Italia
Lettera a un Paese che oggi sciopera
Oggi l’Italia si ferma e rinuncia a una giornata di salario. Non per comodo, ma per dignità. Non è un fine settimana anticipato: è un taglio che brucia. Chi sciopera perde denaro, chi governa perde la misura del Paese. E nessuno restituisce il resto.
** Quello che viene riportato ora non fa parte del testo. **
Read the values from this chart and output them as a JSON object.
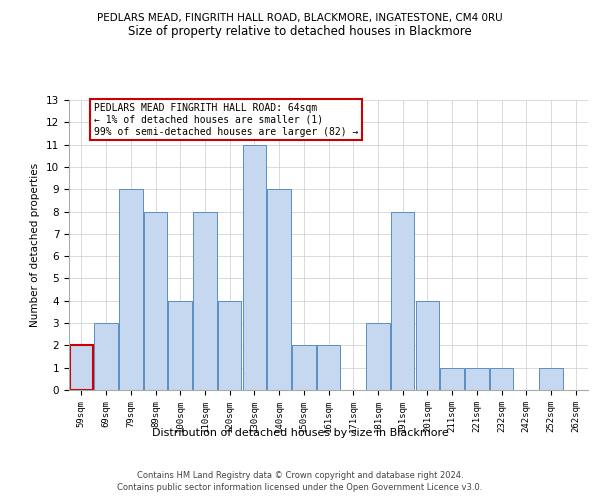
{
  "title1": "PEDLARS MEAD, FINGRITH HALL ROAD, BLACKMORE, INGATESTONE, CM4 0RU",
  "title2": "Size of property relative to detached houses in Blackmore",
  "xlabel": "Distribution of detached houses by size in Blackmore",
  "ylabel": "Number of detached properties",
  "categories": [
    "59sqm",
    "69sqm",
    "79sqm",
    "89sqm",
    "100sqm",
    "110sqm",
    "120sqm",
    "130sqm",
    "140sqm",
    "150sqm",
    "161sqm",
    "171sqm",
    "181sqm",
    "191sqm",
    "201sqm",
    "211sqm",
    "221sqm",
    "232sqm",
    "242sqm",
    "252sqm",
    "262sqm"
  ],
  "values": [
    2,
    3,
    9,
    8,
    4,
    8,
    4,
    11,
    9,
    2,
    2,
    0,
    3,
    8,
    4,
    1,
    1,
    1,
    0,
    1,
    0
  ],
  "bar_color": "#c5d8f0",
  "bar_edge_color": "#5a8fc2",
  "highlight_index": 0,
  "highlight_edge_color": "#cc0000",
  "ylim": [
    0,
    13
  ],
  "yticks": [
    0,
    1,
    2,
    3,
    4,
    5,
    6,
    7,
    8,
    9,
    10,
    11,
    12,
    13
  ],
  "annotation_text": "PEDLARS MEAD FINGRITH HALL ROAD: 64sqm\n← 1% of detached houses are smaller (1)\n99% of semi-detached houses are larger (82) →",
  "annotation_box_color": "#ffffff",
  "annotation_box_edge": "#cc0000",
  "footer1": "Contains HM Land Registry data © Crown copyright and database right 2024.",
  "footer2": "Contains public sector information licensed under the Open Government Licence v3.0.",
  "bg_color": "#ffffff",
  "grid_color": "#cccccc"
}
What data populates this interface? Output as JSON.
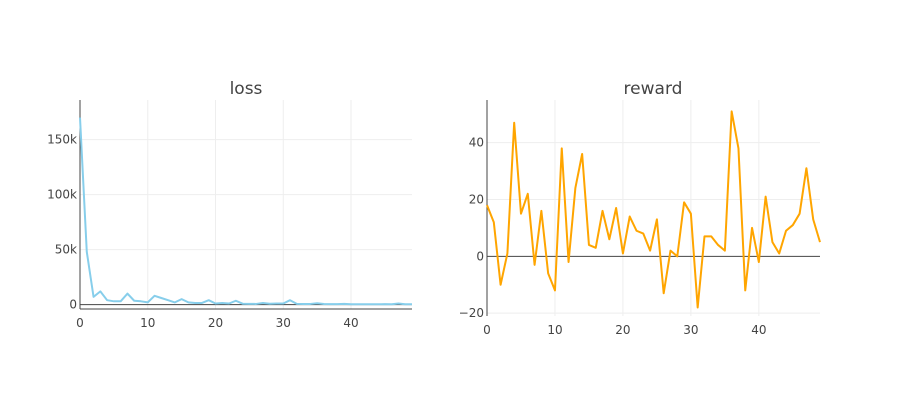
{
  "chart_data": [
    {
      "type": "line",
      "title": "loss",
      "xlabel": "",
      "ylabel": "",
      "xlim": [
        0,
        49
      ],
      "ylim": [
        -4000,
        186000
      ],
      "x_ticks": [
        0,
        10,
        20,
        30,
        40
      ],
      "y_ticks": [
        0,
        50000,
        100000,
        150000
      ],
      "y_tick_labels": [
        "0",
        "50k",
        "100k",
        "150k"
      ],
      "grid": true,
      "color": "#87ceeb",
      "x": [
        0,
        1,
        2,
        3,
        4,
        5,
        6,
        7,
        8,
        9,
        10,
        11,
        12,
        13,
        14,
        15,
        16,
        17,
        18,
        19,
        20,
        21,
        22,
        23,
        24,
        25,
        26,
        27,
        28,
        29,
        30,
        31,
        32,
        33,
        34,
        35,
        36,
        37,
        38,
        39,
        40,
        41,
        42,
        43,
        44,
        45,
        46,
        47,
        48,
        49
      ],
      "values": [
        170000,
        48000,
        7000,
        12000,
        4000,
        3000,
        3000,
        10000,
        3500,
        3000,
        2000,
        8000,
        6000,
        4000,
        2000,
        5000,
        2000,
        1500,
        1500,
        4000,
        1000,
        1500,
        1000,
        3500,
        800,
        700,
        600,
        1500,
        800,
        1000,
        1000,
        4000,
        700,
        500,
        600,
        1200,
        500,
        400,
        400,
        700,
        300,
        300,
        300,
        300,
        300,
        400,
        300,
        1000,
        300,
        300
      ]
    },
    {
      "type": "line",
      "title": "reward",
      "xlabel": "",
      "ylabel": "",
      "xlim": [
        0,
        49
      ],
      "ylim": [
        -21,
        55
      ],
      "x_ticks": [
        0,
        10,
        20,
        30,
        40
      ],
      "y_ticks": [
        -20,
        0,
        20,
        40
      ],
      "y_tick_labels": [
        "−20",
        "0",
        "20",
        "40"
      ],
      "grid": true,
      "color": "#ffa500",
      "x": [
        0,
        1,
        2,
        3,
        4,
        5,
        6,
        7,
        8,
        9,
        10,
        11,
        12,
        13,
        14,
        15,
        16,
        17,
        18,
        19,
        20,
        21,
        22,
        23,
        24,
        25,
        26,
        27,
        28,
        29,
        30,
        31,
        32,
        33,
        34,
        35,
        36,
        37,
        38,
        39,
        40,
        41,
        42,
        43,
        44,
        45,
        46,
        47,
        48,
        49
      ],
      "values": [
        18,
        12,
        -10,
        1,
        47,
        15,
        22,
        -3,
        16,
        -6,
        -12,
        38,
        -2,
        24,
        36,
        4,
        3,
        16,
        6,
        17,
        1,
        14,
        9,
        8,
        2,
        13,
        -13,
        2,
        0,
        19,
        15,
        -18,
        7,
        7,
        4,
        2,
        51,
        38,
        -12,
        10,
        -2,
        21,
        5,
        1,
        9,
        11,
        15,
        31,
        13,
        5
      ]
    }
  ]
}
Italia, oggi ti guardo mentre ti fermi. Capisco che non sei più il Paese che ingoia tutto. Sei il Paese che finalmente dice basta. Non con la voce. Con il portafoglio. Chi sciopera perde soldi. Quindi evitatevi il sogghigno, perché siamo nel fine settimana. Queste persone non vanno a sciare in anticipo di un giorno. Non fanno il week end lungo per lo shopping compulsivo. Si tolgono denaro. Si privano di una giornata di lavoro. E non è festa. E non è pagata. E nessuno restituisce. “Scusi, manca il resto signore”. Lo sciopero non è un privilegio. È un taglio. Un colpo. Una rinuncia. È un modo per dire che così non si può andare avanti. Non è romanticismo. È resistenza quotidiana. E la quotidianità fa più male delle ideologie. Chi governa parla di ordine. Come se l’ordine bastasse a riempire il frigorifero. Chi sta all’opposizione parla di partecipazione. Come se bastasse una parola per proteggere chi oggi si ferma. Nessuno dice la verità. Nessuno dice che nelle scuole, negli autobus, negli ospedali, nelle cooperative sociali, nelle pulizie, nei servizi educativi, ci sono persone che tengono in piedi il Paese per stipendi che sembrano mance. Nessuno dice che chi assiste un anziano, chi cambia un pannolone, chi guida un mezzo pubblico, chi insegna in classi impossibili, oggi rinuncia a una giornata di paga pur di dire basta. Nessuno dice che il problema non è ideologico. È materiale. Tangibile. È il conto corrente che non regge. È il carrello che cambia prezzo ogni settimana. È la benzina che sembra una tassa emotiva. E allora la domanda non è perché scioperi. È perché non ti ribelli. È perché continui a stare in piedi in un Paese che ti vuole sempre disponibile, sempre muto, sempre riconoscente. Tu oggi ti fermi. E fai paura. Non perché sei violento. Perché sei vero. E la verità fa saltare le narrative. La politica ama le slide. Ama le conferenze. Ama il futuro raccontato come se fosse un film. Non ama chi glielo rompe. Tu oggi lo rompi. Ti rifiuti di essere ingoiato. Ti rifiuti di essere il numero duecentoventisette dopo la virgola. Ti rifiuti di essere l’ingranaggio muto di una macchina che non vede la tua faccia. Oggi non lavori. Non per comodità. Per dignità. E la dignità costa. Brucia. Toglie. Ma salva. Oggi tu scioperi. E non chiedi scusa a nessuno. — 𝐅.𝐂.